The living standard in these places decreased due to the structural corruption of its governments and the dependency on raw exports. Latin America’s focus on the exportation of raw material, through influence of American Companies like the UFCO, decreased its opportunity of economic development. These exports decline over time and force the country to import goods that appreciate, like finished or manufactured goods.
In the first photo above, we see a transportation method of the UFCO. Although it is not a method of transportation, like the railroad mentioned before, it is infrastructure built for the purpose of increasing the production of bananas. We can see the land has been cleared for its harvest as there are bodies of water in the center of the photograph with land with little diversity of plants around it. Large areas of land and marshwaters were often drained to have ample land for the harvest. Once the plague would reach these crops, they would be moved to new virgin land and further fueling the extensive clearing of forests. The amount of bananas that each of the trays can move at a time is a very large amount, as in the first tray a full grown man is sitting in it and being moved along, an example of the mass production of bananas. The fruit that was desired by the American market decreased the natural variety of the fruit as its selling point was its physical appearance. The UFCO was able to regulate the quality and quantity of the fruit being exported into the United States, and thus reducing financial risks.

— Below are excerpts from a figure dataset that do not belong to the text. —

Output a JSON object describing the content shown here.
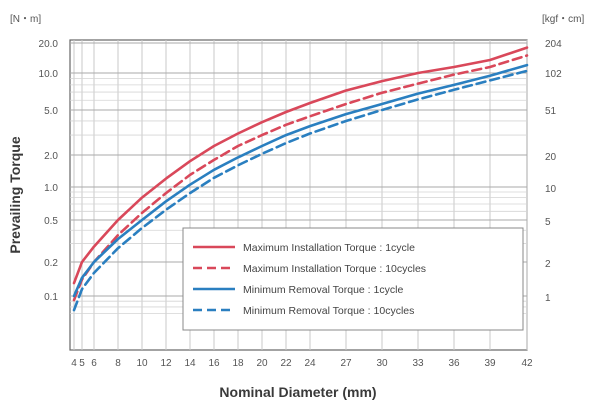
{
  "chart_data": {
    "type": "line",
    "xlabel": "Nominal Diameter (mm)",
    "ylabel": "Prevailing Torque",
    "y_unit_left": "[N・m]",
    "y_unit_right": "[kgf・cm]",
    "y_scale": "log",
    "ylim": [
      0.07,
      20
    ],
    "x_ticks": [
      {
        "label": "4",
        "value": 4
      },
      {
        "label": "4.5",
        "value": 4.5
      },
      {
        "label": "5",
        "value": 5
      },
      {
        "label": "6",
        "value": 6
      },
      {
        "label": "8",
        "value": 8
      },
      {
        "label": "10",
        "value": 10
      },
      {
        "label": "12",
        "value": 12
      },
      {
        "label": "14",
        "value": 14
      },
      {
        "label": "16",
        "value": 16
      },
      {
        "label": "18",
        "value": 18
      },
      {
        "label": "20",
        "value": 20
      },
      {
        "label": "22",
        "value": 22
      },
      {
        "label": "24",
        "value": 24
      },
      {
        "label": "27",
        "value": 27
      },
      {
        "label": "30",
        "value": 30
      },
      {
        "label": "33",
        "value": 33
      },
      {
        "label": "36",
        "value": 36
      },
      {
        "label": "39",
        "value": 39
      },
      {
        "label": "42",
        "value": 42
      }
    ],
    "y_ticks_left": [
      {
        "label": "0.1",
        "value": 0.1
      },
      {
        "label": "0.2",
        "value": 0.2
      },
      {
        "label": "0.5",
        "value": 0.5
      },
      {
        "label": "1.0",
        "value": 1.0
      },
      {
        "label": "2.0",
        "value": 2.0
      },
      {
        "label": "5.0",
        "value": 5.0
      },
      {
        "label": "10.0",
        "value": 10.0
      },
      {
        "label": "20.0",
        "value": 20.0
      }
    ],
    "y_ticks_right": [
      {
        "label": "1",
        "value": 0.098
      },
      {
        "label": "2",
        "value": 0.196
      },
      {
        "label": "5",
        "value": 0.49
      },
      {
        "label": "10",
        "value": 0.98
      },
      {
        "label": "20",
        "value": 1.96
      },
      {
        "label": "51",
        "value": 5.0
      },
      {
        "label": "102",
        "value": 10.0
      },
      {
        "label": "204",
        "value": 20.0
      }
    ],
    "grid": true,
    "legend_position": "bottom-right",
    "series": [
      {
        "name": "Maximum Installation Torque : 1cycle",
        "color": "#d9485a",
        "dash": "solid",
        "x": [
          4,
          5,
          6,
          8,
          10,
          12,
          14,
          16,
          18,
          20,
          22,
          24,
          27,
          30,
          33,
          36,
          39,
          42
        ],
        "y": [
          0.13,
          0.2,
          0.28,
          0.5,
          0.8,
          1.2,
          1.75,
          2.4,
          3.1,
          3.9,
          4.8,
          5.7,
          7.2,
          8.6,
          10.0,
          11.5,
          13.5,
          18.0
        ]
      },
      {
        "name": "Maximum Installation Torque : 10cycles",
        "color": "#d9485a",
        "dash": "dashed",
        "x": [
          4,
          5,
          6,
          8,
          10,
          12,
          14,
          16,
          18,
          20,
          22,
          24,
          27,
          30,
          33,
          36,
          39,
          42
        ],
        "y": [
          0.092,
          0.14,
          0.2,
          0.36,
          0.58,
          0.88,
          1.3,
          1.8,
          2.4,
          3.0,
          3.7,
          4.4,
          5.6,
          6.9,
          8.2,
          9.7,
          11.5,
          15.0
        ]
      },
      {
        "name": "Minimum Removal Torque : 1cycle",
        "color": "#2a7fc0",
        "dash": "solid",
        "x": [
          4,
          5,
          6,
          8,
          10,
          12,
          14,
          16,
          18,
          20,
          22,
          24,
          27,
          30,
          33,
          36,
          39,
          42
        ],
        "y": [
          0.1,
          0.145,
          0.2,
          0.33,
          0.5,
          0.74,
          1.05,
          1.45,
          1.9,
          2.4,
          3.0,
          3.6,
          4.6,
          5.6,
          6.8,
          8.0,
          9.5,
          12.0
        ]
      },
      {
        "name": "Minimum Removal Torque : 10cycles",
        "color": "#2a7fc0",
        "dash": "dashed",
        "x": [
          4,
          5,
          6,
          8,
          10,
          12,
          14,
          16,
          18,
          20,
          22,
          24,
          27,
          30,
          33,
          36,
          39,
          42
        ],
        "y": [
          0.075,
          0.115,
          0.16,
          0.27,
          0.42,
          0.62,
          0.88,
          1.22,
          1.6,
          2.05,
          2.55,
          3.1,
          4.0,
          5.0,
          6.1,
          7.3,
          8.7,
          10.5
        ]
      }
    ]
  }
}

The second photo is of the construction of the Building of the UFCO, in Limon, Costa Rica. This building demonstrates the infrastructure that was constructed as a result of the economic and political relationship that developed as the company became more connected with the host government. There is a large main building in the center of the photograph, with some smaller buildings on its side still under construction. There are materials scattered around leading into the beginnings of what seems to be a set of railroad tracks. We can infer that this will be an exchange on the part of the United Fruit Company and Costa Rica, where a railroad will be built in exchange for control over shipping and land acquisition. The description on the bottom of the photo, which is in Spanish and English, further confirms the relationship between the Costa Rican government and American businessmen. The construction of this railroad in Limon is an example of monopoly control over indispensable transportation.
Although in the short term, these companies were able to positively affect the lives of Latin Americans through the infrastructure they created the dependent relationship with the United States through its raw exportation. This dependent relationship hinders economic growth by creating vulnerabilities to price shocks, corruption and environmental degradation.